Lake in the Czech Republic

Medard is an artificial lake (now 4.93 km^{2}) in the Karlovy Vary Region of the Czech Republic, northwest of Sokolov, in the territories of Svatava and Habartov. The lake was created by flooding the former coal mine called Medard-Libík. The lake's surface area stretches 493 ha, its maximum depth is 50 m and the capacity is approximately 50 mil. m^{3}. It is the largest lake in the Czech Republic.

==History==
Five villages disappeared due to mining: Čistá u Svatavy, Dvory, Kolonie Hahnemannova, Kytlice, and Lísková

===Termination of mining===
In 2000, the mining of brown coal in Medard-Libík ceased and the quarry was closed.

===Watering===
Filling the lake began in June 2008 when Sokolovská uhelná has ceased to draw mine water from retention and completed Medard gross technical reclamation of the future lake bottom. Since 2010, the lake is filled with water from the River Ohře. Filling building stands near the village Citice at the narrowest point between the river Eger and future lake.
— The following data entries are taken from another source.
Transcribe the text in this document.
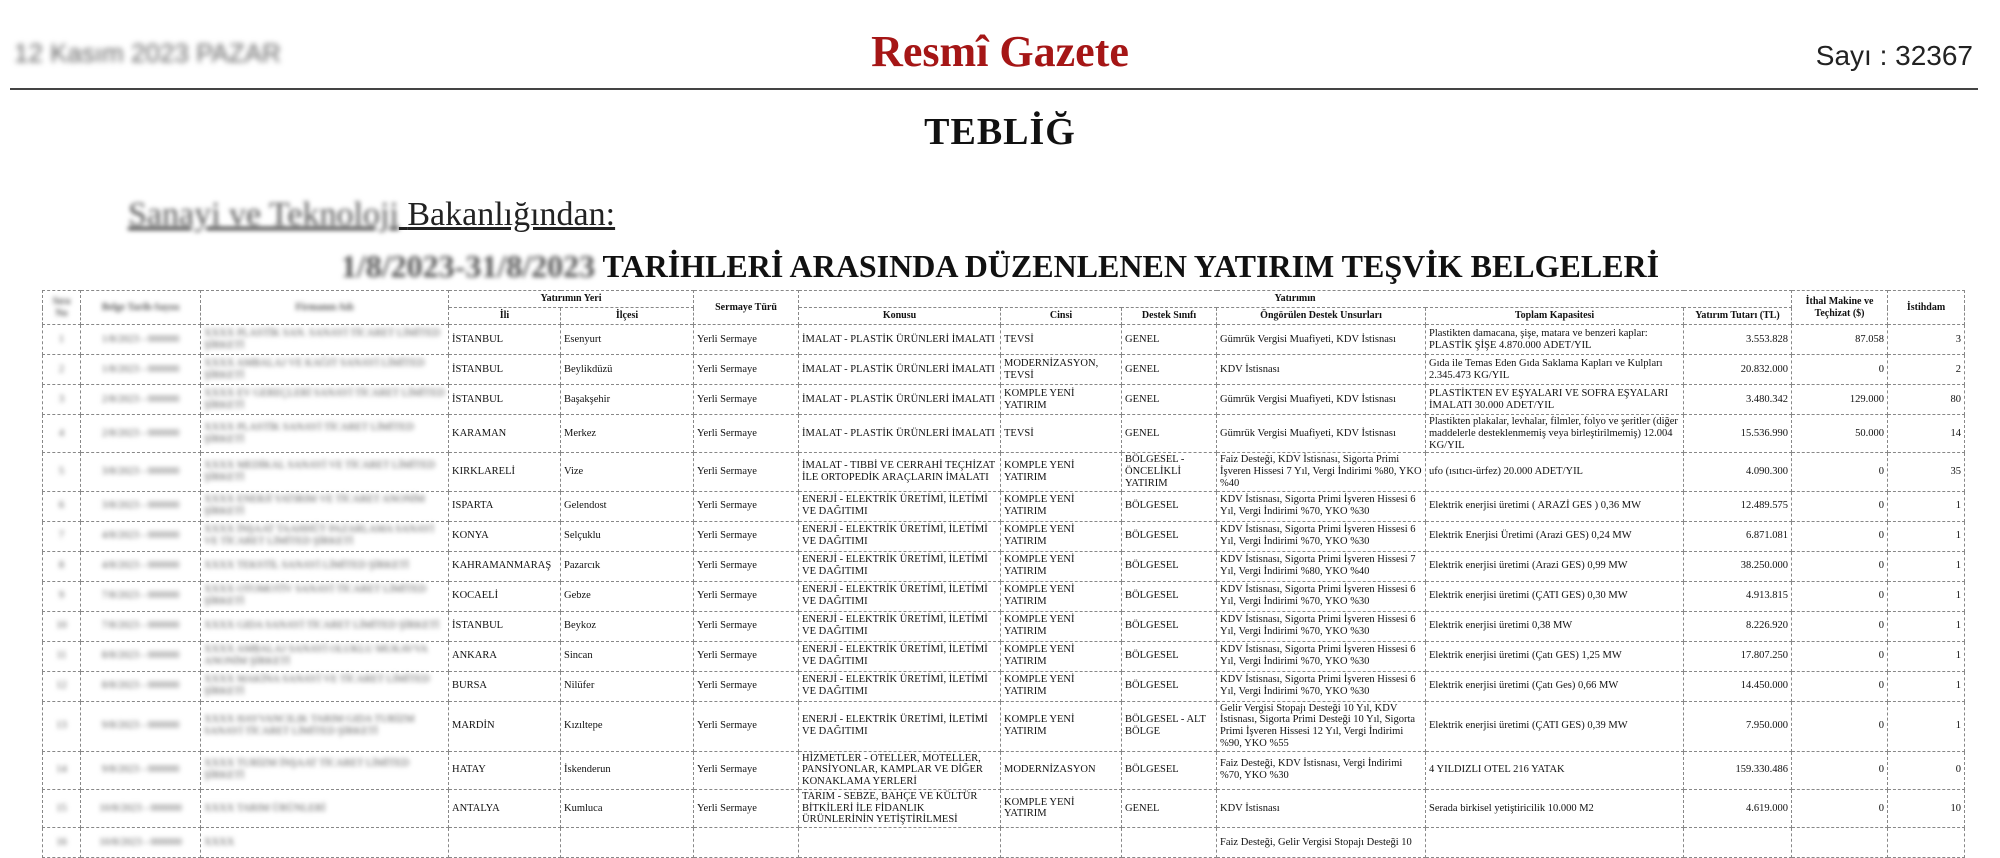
12 Kasım 2023 PAZAR	Resmî Gazete	Sayı : 32367
TEBLİĞ
Sanayi ve Teknoloji Bakanlığından:
1/8/2023-31/8/2023 TARİHLERİ ARASINDA DÜZENLENEN YATIRIM TEŞVİK BELGELERİ
Sıra No	Belge Tarih-Sayısı	Firmanın Adı	Yatırımın Yeri		Sermaye Türü	Yatırımın						İthal Makine ve Teçhizat ($)	İstihdam
			İli	İlçesi		Konusu	Cinsi	Destek Sınıfı	Öngörülen Destek Unsurları	Toplam Kapasitesi	Yatırım Tutarı (TL)		
1	1/8/2023 - 000000	XXXX PLASTİK SAN. SANAYİ TİCARET LİMİTED ŞİRKETİ	İSTANBUL	Esenyurt	Yerli Sermaye	İMALAT - PLASTİK ÜRÜNLERİ İMALATI	TEVSİ	GENEL	Gümrük Vergisi Muafiyeti, KDV İstisnası	Plastikten damacana, şişe, matara ve benzeri kaplar: PLASTİK ŞİŞE 4.870.000 ADET/YIL	3.553.828	87.058	3
2	1/8/2023 - 000000	XXXX AMBALAJ VE KAĞIT SANAYİ LİMİTED ŞİRKETİ	İSTANBUL	Beylikdüzü	Yerli Sermaye	İMALAT - PLASTİK ÜRÜNLERİ İMALATI	MODERNİZASYON, TEVSİ	GENEL	KDV İstisnası	Gıda ile Temas Eden Gıda Saklama Kapları ve Kulpları 2.345.473 KG/YIL	20.832.000	0	2
3	2/8/2023 - 000000	XXXX EV GEREÇLERİ SANAYİ TİCARET LİMİTED ŞİRKETİ	İSTANBUL	Başakşehir	Yerli Sermaye	İMALAT - PLASTİK ÜRÜNLERİ İMALATI	KOMPLE YENİ YATIRIM	GENEL	Gümrük Vergisi Muafiyeti, KDV İstisnası	PLASTİKTEN EV EŞYALARI VE SOFRA EŞYALARI İMALATI 30.000 ADET/YIL	3.480.342	129.000	80
4	2/8/2023 - 000000	XXXX PLASTİK SANAYİ TİCARET LİMİTED ŞİRKETİ	KARAMAN	Merkez	Yerli Sermaye	İMALAT - PLASTİK ÜRÜNLERİ İMALATI	TEVSİ	GENEL	Gümrük Vergisi Muafiyeti, KDV İstisnası	Plastikten plakalar, levhalar, filmler, folyo ve şeritler (diğer maddelerle desteklenmemiş veya birleştirilmemiş) 12.004 KG/YIL	15.536.990	50.000	14
5	3/8/2023 - 000000	XXXX MEDİKAL SANAYİ VE TİCARET LİMİTED ŞİRKETİ	KIRKLARELİ	Vize	Yerli Sermaye	İMALAT - TIBBİ VE CERRAHİ TEÇHİZAT İLE ORTOPEDİK ARAÇLARIN İMALATI	KOMPLE YENİ YATIRIM	BÖLGESEL - ÖNCELİKLİ YATIRIM	Faiz Desteği, KDV İstisnası, Sigorta Primi İşveren Hissesi 7 Yıl, Vergi İndirimi %80, YKO %40	ufo (ısıtıcı-ürfez) 20.000 ADET/YIL	4.090.300	0	35
6	3/8/2023 - 000000	XXXX ENERJİ YATIRIM VE TİCARET ANONİM ŞİRKETİ	ISPARTA	Gelendost	Yerli Sermaye	ENERJİ - ELEKTRİK ÜRETİMİ, İLETİMİ VE DAĞITIMI	KOMPLE YENİ YATIRIM	BÖLGESEL	KDV İstisnası, Sigorta Primi İşveren Hissesi 6 Yıl, Vergi İndirimi %70, YKO %30	Elektrik enerjisi üretimi ( ARAZİ GES ) 0,36 MW	12.489.575	0	1
7	4/8/2023 - 000000	XXXX İNŞAAT TAAHHÜT PAZARLAMA SANAYİ VE TİCARET LİMİTED ŞİRKETİ	KONYA	Selçuklu	Yerli Sermaye	ENERJİ - ELEKTRİK ÜRETİMİ, İLETİMİ VE DAĞITIMI	KOMPLE YENİ YATIRIM	BÖLGESEL	KDV İstisnası, Sigorta Primi İşveren Hissesi 6 Yıl, Vergi İndirimi %70, YKO %30	Elektrik Enerjisi Üretimi (Arazi GES) 0,24 MW	6.871.081	0	1
8	4/8/2023 - 000000	XXXX TEKSTİL SANAYİ LİMİTED ŞİRKETİ	KAHRAMANMARAŞ	Pazarcık	Yerli Sermaye	ENERJİ - ELEKTRİK ÜRETİMİ, İLETİMİ VE DAĞITIMI	KOMPLE YENİ YATIRIM	BÖLGESEL	KDV İstisnası, Sigorta Primi İşveren Hissesi 7 Yıl, Vergi İndirimi %80, YKO %40	Elektrik enerjisi üretimi (Arazi GES) 0,99 MW	38.250.000	0	1
9	7/8/2023 - 000000	XXXX OTOMOTİV SANAYİ TİCARET LİMİTED ŞİRKETİ	KOCAELİ	Gebze	Yerli Sermaye	ENERJİ - ELEKTRİK ÜRETİMİ, İLETİMİ VE DAĞITIMI	KOMPLE YENİ YATIRIM	BÖLGESEL	KDV İstisnası, Sigorta Primi İşveren Hissesi 6 Yıl, Vergi İndirimi %70, YKO %30	Elektrik enerjisi üretimi (ÇATI GES) 0,30 MW	4.913.815	0	1
10	7/8/2023 - 000000	XXXX GIDA SANAYİ TİCARET LİMİTED ŞİRKETİ	İSTANBUL	Beykoz	Yerli Sermaye	ENERJİ - ELEKTRİK ÜRETİMİ, İLETİMİ VE DAĞITIMI	KOMPLE YENİ YATIRIM	BÖLGESEL	KDV İstisnası, Sigorta Primi İşveren Hissesi 6 Yıl, Vergi İndirimi %70, YKO %30	Elektrik enerjisi üretimi 0,38 MW	8.226.920	0	1
11	8/8/2023 - 000000	XXXX AMBALAJ SANAYİ OLUKLU MUKAVVA ANONİM ŞİRKETİ	ANKARA	Sincan	Yerli Sermaye	ENERJİ - ELEKTRİK ÜRETİMİ, İLETİMİ VE DAĞITIMI	KOMPLE YENİ YATIRIM	BÖLGESEL	KDV İstisnası, Sigorta Primi İşveren Hissesi 6 Yıl, Vergi İndirimi %70, YKO %30	Elektrik enerjisi üretimi (Çatı GES) 1,25 MW	17.807.250	0	1
12	8/8/2023 - 000000	XXXX MAKİNA SANAYİ VE TİCARET LİMİTED ŞİRKETİ	BURSA	Nilüfer	Yerli Sermaye	ENERJİ - ELEKTRİK ÜRETİMİ, İLETİMİ VE DAĞITIMI	KOMPLE YENİ YATIRIM	BÖLGESEL	KDV İstisnası, Sigorta Primi İşveren Hissesi 6 Yıl, Vergi İndirimi %70, YKO %30	Elektrik enerjisi üretimi (Çatı Ges) 0,66 MW	14.450.000	0	1
13	9/8/2023 - 000000	XXXX HAYVANCILIK TARIM GIDA TURİZM SANAYİ TİCARET LİMİTED ŞİRKETİ	MARDİN	Kızıltepe	Yerli Sermaye	ENERJİ - ELEKTRİK ÜRETİMİ, İLETİMİ VE DAĞITIMI	KOMPLE YENİ YATIRIM	BÖLGESEL - ALT BÖLGE	Gelir Vergisi Stopajı Desteği 10 Yıl, KDV İstisnası, Sigorta Primi Desteği 10 Yıl, Sigorta Primi İşveren Hissesi 12 Yıl, Vergi İndirimi %90, YKO %55	Elektrik enerjisi üretimi (ÇATI GES) 0,39 MW	7.950.000	0	1
14	9/8/2023 - 000000	XXXX TURİZM İNŞAAT TİCARET LİMİTED ŞİRKETİ	HATAY	İskenderun	Yerli Sermaye	HİZMETLER - OTELLER, MOTELLER, PANSİYONLAR, KAMPLAR VE DİĞER KONAKLAMA YERLERİ	MODERNİZASYON	BÖLGESEL	Faiz Desteği, KDV İstisnası, Vergi İndirimi %70, YKO %30	4 YILDIZLI OTEL 216 YATAK	159.330.486	0	0
15	10/8/2023 - 000000	XXXX TARIM ÜRÜNLERİ	ANTALYA	Kumluca	Yerli Sermaye	TARIM - SEBZE, BAHÇE VE KÜLTÜR BİTKİLERİ İLE FİDANLIK ÜRÜNLERİNİN YETİŞTİRİLMESİ	KOMPLE YENİ YATIRIM	GENEL	KDV İstisnası	Serada birkisel yetiştiricilik 10.000 M2	4.619.000	0	10
16	10/8/2023 - 000000	XXXX							Faiz Desteği, Gelir Vergisi Stopajı Desteği 10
===Additional coal mining===
Since 2012, Sokolovská uhelná additionally mined coal near Svatava purportedly for reasons of firming shore. Reclamation and filling the lake was not interrupted.

==Utilisation==
Within urban studies, the lake shore area is being considered for use for various sports and recreational activities such as indoor pool, bmx area, track for roller skating, soccer field, golf course, hotel complex, kiteboarding, base sport of yachting, equestrian base, camping, caravans, cabins, swimming pools, sports grounds rope, airfield for ultralight aircraft, motocross area, diving centre, beach activities, a softball field, boating camp, campus, amusement park. Some of these planned recreational activities (e.g., diving, fishing), however, maybe hindered by high heavy metal(loid) loads dissolved and cycled within the monimolimnion of this meromicitic lake. This latent pollution/resource requires implementing appropriate science-informed management strategies.